The JETSI is a regional collaborative of public and private organizations committed to deploy 100 regional haul and drayage battery-electric trucks in Southern California to demonstrate strategies to advance the market for these vehicles. Other funding partners include the California Air Resources Board (CARB), the California Energy Commission (CEC), the South Coast Air Quality Management District (South Coast AQMD), the Port of Long Beach, and Southern California Edison (SCE).
To fuel its new battery-electric truck fleet, NFI worked with SCE and Electrify America to install 38 individual DC fast chargers at its warehouse facility, capable of refueling speeds up to 350 kW for certain trucks, featuring approximately 7 MW of DC charging capacity when the facility is fully operational. Each truck typically drives two port pickups per day, running from Ontario to the Ports of Los Angeles and Long Beach, for an average of 220 miles driven between each recharge.
These 50 new zero-emission trucks will offset about 4,400 metric tons of greenhouse gas emissions yearly, resulting in 2.45 tons of weighted criteria pollutant emission reductions and displacing more than 2.75 million gallons of diesel throughout the five-year project.
In his remarks, Chair McCallon (see photo) reflected on the importance of this project in promoting advanced clean heavy-duty technologies. “With these investments, NFI is making one of the earliest, large-scale deployments of zero-emission technology in Southern California. The MSRC will continue our support of this project by providing opportunities for NFI and other organizations in the South Coast air basin to secure funding to help offset the incremental cost of these clean air projects.”
CARB Chair Liane Randolph said she was there to celebrate the power of partnership. “We are fortunate to have the resources like the Cap-and-Trade funds to support this innovation, but without companies like NFI stepping up and saying they want to give this a try, without Daimler and Volvo developing the vehicles, and without utilities like Southern California Edison, Electrify America and other infrastructure partners, this doesn’t happen. All of this comes together to build the future.”
Commissioner Patty Monahan of the CEC said she’s been to a fair amount of ribbon cuttings for medium- and heavy-duty infrastructure but this was the greatest number of chargers she had ever seen in one site. “We get really excited seeing these technologies deployed. They open this door to the future and you’re showing what the future looks like – this is the future of transportation.”

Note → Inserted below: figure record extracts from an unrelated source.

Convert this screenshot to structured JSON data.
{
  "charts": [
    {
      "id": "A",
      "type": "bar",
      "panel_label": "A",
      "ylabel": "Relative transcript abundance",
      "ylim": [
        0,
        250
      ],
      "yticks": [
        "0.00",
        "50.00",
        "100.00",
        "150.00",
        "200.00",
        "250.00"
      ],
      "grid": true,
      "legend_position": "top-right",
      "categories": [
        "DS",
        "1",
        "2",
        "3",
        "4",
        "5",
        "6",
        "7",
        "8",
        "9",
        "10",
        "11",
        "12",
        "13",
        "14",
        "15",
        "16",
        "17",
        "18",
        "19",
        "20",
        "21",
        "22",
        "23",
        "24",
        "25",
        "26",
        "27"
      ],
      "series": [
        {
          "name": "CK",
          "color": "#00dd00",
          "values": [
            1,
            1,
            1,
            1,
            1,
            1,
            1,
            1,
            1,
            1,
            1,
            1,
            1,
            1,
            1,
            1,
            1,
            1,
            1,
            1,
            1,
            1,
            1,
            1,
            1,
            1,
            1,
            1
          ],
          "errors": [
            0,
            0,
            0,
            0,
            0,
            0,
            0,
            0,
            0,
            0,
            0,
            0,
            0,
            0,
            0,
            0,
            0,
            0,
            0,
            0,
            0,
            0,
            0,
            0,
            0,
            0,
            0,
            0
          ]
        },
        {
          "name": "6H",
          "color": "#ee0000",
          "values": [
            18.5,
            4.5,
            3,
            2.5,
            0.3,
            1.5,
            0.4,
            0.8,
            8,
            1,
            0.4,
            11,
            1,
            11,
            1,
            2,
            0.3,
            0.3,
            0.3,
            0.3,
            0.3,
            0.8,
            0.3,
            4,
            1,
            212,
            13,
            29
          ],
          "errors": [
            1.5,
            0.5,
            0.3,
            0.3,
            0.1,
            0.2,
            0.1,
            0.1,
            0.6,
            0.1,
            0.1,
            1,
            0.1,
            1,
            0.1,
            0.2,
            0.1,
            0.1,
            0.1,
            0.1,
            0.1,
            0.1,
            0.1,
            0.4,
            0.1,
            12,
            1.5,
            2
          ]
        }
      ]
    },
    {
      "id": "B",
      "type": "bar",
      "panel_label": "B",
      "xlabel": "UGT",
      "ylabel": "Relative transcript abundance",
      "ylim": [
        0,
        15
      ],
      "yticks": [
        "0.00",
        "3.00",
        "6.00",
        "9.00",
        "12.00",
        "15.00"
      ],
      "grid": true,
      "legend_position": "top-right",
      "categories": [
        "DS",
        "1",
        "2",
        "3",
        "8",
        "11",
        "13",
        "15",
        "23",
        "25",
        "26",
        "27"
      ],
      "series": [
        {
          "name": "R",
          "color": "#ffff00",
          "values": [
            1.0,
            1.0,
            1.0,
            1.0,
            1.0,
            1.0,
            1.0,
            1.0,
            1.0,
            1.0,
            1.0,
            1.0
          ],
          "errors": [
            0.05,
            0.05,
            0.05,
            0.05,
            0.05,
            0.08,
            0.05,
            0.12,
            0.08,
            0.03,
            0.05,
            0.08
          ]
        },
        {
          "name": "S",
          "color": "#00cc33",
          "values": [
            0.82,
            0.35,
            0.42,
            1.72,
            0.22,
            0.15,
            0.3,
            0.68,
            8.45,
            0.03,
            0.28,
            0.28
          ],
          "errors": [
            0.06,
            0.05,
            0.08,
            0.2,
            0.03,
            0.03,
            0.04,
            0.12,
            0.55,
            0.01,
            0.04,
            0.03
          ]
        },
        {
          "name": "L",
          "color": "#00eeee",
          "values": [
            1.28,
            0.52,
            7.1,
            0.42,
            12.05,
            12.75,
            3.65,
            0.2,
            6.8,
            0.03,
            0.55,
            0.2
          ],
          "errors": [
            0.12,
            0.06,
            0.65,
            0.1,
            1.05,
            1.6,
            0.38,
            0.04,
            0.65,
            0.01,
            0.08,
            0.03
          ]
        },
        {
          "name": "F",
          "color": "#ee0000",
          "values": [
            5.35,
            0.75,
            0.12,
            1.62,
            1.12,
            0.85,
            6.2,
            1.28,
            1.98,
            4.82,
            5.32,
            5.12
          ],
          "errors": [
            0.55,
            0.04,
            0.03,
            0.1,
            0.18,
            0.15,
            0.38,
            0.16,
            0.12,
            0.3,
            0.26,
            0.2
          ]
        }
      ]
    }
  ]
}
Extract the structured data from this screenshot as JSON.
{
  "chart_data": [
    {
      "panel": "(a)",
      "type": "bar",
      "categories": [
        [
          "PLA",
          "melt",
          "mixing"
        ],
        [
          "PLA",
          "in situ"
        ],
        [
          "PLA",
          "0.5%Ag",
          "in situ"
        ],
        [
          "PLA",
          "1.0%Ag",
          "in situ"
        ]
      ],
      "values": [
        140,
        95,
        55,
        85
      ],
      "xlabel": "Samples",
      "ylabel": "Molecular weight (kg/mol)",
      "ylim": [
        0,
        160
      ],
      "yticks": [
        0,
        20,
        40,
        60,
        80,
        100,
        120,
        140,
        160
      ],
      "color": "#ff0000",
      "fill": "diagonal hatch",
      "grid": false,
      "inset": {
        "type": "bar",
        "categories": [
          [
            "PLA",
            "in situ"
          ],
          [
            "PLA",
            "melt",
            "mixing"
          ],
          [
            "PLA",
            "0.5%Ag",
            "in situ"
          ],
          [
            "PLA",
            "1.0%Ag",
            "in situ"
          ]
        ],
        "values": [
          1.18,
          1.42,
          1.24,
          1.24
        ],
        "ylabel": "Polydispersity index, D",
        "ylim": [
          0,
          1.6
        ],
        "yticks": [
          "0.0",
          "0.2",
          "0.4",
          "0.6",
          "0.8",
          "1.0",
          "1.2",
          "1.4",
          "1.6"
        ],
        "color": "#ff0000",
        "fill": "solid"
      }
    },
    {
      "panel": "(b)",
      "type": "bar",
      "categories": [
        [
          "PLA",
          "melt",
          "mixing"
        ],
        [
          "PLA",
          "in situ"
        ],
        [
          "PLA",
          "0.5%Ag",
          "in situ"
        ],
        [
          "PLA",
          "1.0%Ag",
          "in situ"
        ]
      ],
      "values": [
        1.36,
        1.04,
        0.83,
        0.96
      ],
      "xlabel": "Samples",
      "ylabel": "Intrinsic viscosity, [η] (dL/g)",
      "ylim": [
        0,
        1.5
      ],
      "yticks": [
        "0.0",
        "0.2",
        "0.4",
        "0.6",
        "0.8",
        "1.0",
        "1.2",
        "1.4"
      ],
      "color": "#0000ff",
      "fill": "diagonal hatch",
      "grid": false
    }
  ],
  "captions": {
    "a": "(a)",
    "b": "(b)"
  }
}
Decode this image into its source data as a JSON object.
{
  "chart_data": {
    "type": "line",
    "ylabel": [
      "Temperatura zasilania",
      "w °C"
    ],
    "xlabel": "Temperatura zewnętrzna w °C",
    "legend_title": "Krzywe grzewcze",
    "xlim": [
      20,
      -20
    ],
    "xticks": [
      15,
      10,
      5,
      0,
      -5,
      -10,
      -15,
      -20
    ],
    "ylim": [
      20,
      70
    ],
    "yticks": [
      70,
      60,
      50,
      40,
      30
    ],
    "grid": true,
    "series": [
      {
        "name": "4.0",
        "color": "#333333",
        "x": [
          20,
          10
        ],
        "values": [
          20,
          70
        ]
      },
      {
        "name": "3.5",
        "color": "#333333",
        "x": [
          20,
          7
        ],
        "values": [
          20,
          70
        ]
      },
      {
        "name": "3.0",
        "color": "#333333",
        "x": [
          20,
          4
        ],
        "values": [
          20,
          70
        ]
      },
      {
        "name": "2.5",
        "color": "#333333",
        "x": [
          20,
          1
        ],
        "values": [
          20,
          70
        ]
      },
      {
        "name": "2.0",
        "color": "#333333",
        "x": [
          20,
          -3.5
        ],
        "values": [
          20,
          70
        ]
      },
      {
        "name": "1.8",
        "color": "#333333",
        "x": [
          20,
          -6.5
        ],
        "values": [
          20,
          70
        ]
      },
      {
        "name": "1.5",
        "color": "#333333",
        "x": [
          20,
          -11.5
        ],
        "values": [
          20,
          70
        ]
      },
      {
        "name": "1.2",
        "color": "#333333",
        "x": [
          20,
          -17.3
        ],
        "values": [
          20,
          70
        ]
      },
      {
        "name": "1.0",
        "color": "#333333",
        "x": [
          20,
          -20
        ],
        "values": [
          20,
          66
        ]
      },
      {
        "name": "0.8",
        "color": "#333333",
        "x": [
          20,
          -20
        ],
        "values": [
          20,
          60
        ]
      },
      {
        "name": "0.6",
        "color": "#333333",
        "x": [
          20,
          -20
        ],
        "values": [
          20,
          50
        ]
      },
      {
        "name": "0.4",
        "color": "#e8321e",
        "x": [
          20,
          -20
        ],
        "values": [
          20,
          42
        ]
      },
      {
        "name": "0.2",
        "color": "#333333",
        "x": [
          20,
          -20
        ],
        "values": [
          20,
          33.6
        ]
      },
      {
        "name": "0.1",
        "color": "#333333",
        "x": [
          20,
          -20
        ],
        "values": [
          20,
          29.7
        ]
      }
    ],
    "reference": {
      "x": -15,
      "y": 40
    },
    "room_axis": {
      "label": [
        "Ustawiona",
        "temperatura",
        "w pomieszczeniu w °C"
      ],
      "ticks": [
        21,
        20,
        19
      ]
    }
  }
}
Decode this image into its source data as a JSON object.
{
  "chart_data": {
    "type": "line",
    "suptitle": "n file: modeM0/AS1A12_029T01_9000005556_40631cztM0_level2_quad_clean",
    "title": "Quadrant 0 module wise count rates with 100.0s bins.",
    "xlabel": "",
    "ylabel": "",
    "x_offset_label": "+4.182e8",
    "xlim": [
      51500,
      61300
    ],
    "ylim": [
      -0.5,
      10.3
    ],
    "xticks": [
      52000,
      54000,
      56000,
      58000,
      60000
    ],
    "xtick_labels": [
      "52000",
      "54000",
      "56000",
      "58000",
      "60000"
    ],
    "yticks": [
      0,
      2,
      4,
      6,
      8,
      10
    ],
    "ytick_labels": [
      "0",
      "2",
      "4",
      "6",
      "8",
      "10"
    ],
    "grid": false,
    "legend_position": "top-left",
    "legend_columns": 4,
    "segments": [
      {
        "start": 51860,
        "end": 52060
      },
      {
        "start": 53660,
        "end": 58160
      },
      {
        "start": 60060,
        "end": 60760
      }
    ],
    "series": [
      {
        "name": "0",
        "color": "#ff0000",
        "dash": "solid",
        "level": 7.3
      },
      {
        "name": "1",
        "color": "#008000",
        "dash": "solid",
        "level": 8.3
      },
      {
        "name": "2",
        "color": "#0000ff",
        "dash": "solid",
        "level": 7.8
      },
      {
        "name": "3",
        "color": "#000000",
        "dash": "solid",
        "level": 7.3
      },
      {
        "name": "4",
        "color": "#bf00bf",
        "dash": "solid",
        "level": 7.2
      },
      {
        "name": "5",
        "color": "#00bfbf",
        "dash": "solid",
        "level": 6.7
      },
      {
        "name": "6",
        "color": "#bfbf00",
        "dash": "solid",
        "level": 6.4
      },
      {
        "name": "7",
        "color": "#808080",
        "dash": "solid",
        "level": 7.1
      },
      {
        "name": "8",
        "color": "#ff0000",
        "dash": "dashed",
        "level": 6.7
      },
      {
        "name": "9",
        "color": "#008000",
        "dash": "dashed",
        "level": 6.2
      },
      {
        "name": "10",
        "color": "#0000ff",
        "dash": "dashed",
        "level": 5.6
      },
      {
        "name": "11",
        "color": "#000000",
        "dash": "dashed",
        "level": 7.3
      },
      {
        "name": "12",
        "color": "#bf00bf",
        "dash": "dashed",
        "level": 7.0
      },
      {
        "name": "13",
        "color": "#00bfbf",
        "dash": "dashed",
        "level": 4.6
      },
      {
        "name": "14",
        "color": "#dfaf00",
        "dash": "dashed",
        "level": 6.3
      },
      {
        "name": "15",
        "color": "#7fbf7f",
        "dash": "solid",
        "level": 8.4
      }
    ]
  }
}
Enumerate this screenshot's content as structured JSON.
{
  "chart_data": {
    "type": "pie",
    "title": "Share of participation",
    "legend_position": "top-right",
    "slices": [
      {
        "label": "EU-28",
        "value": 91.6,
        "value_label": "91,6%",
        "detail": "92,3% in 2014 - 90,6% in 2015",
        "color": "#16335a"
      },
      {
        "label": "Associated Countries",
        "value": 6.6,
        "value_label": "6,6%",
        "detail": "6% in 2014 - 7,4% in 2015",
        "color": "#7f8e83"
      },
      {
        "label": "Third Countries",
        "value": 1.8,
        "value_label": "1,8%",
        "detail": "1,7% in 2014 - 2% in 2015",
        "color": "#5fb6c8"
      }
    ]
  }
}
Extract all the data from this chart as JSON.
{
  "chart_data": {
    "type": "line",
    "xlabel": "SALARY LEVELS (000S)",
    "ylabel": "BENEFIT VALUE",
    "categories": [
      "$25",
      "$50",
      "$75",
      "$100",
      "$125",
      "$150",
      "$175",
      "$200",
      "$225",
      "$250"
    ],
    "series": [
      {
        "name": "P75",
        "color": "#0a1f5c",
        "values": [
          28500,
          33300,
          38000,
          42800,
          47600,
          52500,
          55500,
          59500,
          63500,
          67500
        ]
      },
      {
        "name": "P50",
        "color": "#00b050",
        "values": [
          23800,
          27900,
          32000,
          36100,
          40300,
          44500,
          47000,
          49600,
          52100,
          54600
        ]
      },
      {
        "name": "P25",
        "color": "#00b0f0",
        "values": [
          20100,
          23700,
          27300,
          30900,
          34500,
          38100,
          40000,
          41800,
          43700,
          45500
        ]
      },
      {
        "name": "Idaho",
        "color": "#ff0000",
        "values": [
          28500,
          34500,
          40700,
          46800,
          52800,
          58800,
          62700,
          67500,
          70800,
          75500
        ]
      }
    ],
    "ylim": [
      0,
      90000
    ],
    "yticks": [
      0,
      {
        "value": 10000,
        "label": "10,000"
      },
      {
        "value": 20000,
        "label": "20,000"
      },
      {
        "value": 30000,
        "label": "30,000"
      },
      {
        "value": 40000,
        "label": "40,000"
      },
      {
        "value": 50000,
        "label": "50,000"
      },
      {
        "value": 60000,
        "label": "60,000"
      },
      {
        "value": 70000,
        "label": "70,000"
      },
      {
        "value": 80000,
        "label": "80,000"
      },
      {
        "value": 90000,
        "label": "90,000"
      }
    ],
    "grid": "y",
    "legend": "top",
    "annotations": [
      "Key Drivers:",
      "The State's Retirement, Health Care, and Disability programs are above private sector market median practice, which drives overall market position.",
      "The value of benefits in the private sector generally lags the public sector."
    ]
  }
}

South Coast AQMD Vice Chair Michael Cacciotti also acknowledged the importance of all the project partners. “These are great visionary partners with CARB, Energy Commission, public/private partners, and Larry on the AQMD and MSRC,” he said. “Mobile sources start at the ports with ocean-going vessels, the locomotives that traverse our neighborhoods, and heavy-duty trucks – the biggest source of air pollution in our basin. As these trucks traverse our neighborhoods to warehouses and grocery stores, nitrous oxides, carbon monoxide, and diesel particulate matter are going into our neighborhoods affecting the kids, the youth, the families – so the fact that there are electric trucks traveling on our freeways and in our neighborhoods will help protect hundreds of thousands of kids that have asthma and other respiratory diseases. So, let’s continue the journey.”
Last summer, MSRC Vice Chair Brian Berkson was on-hand to celebrate the deployment of the first 50 electric trucks for the JETSI project at Schneider’s electric truck charging depot in El Monte, which the MSRC also helped co-fund.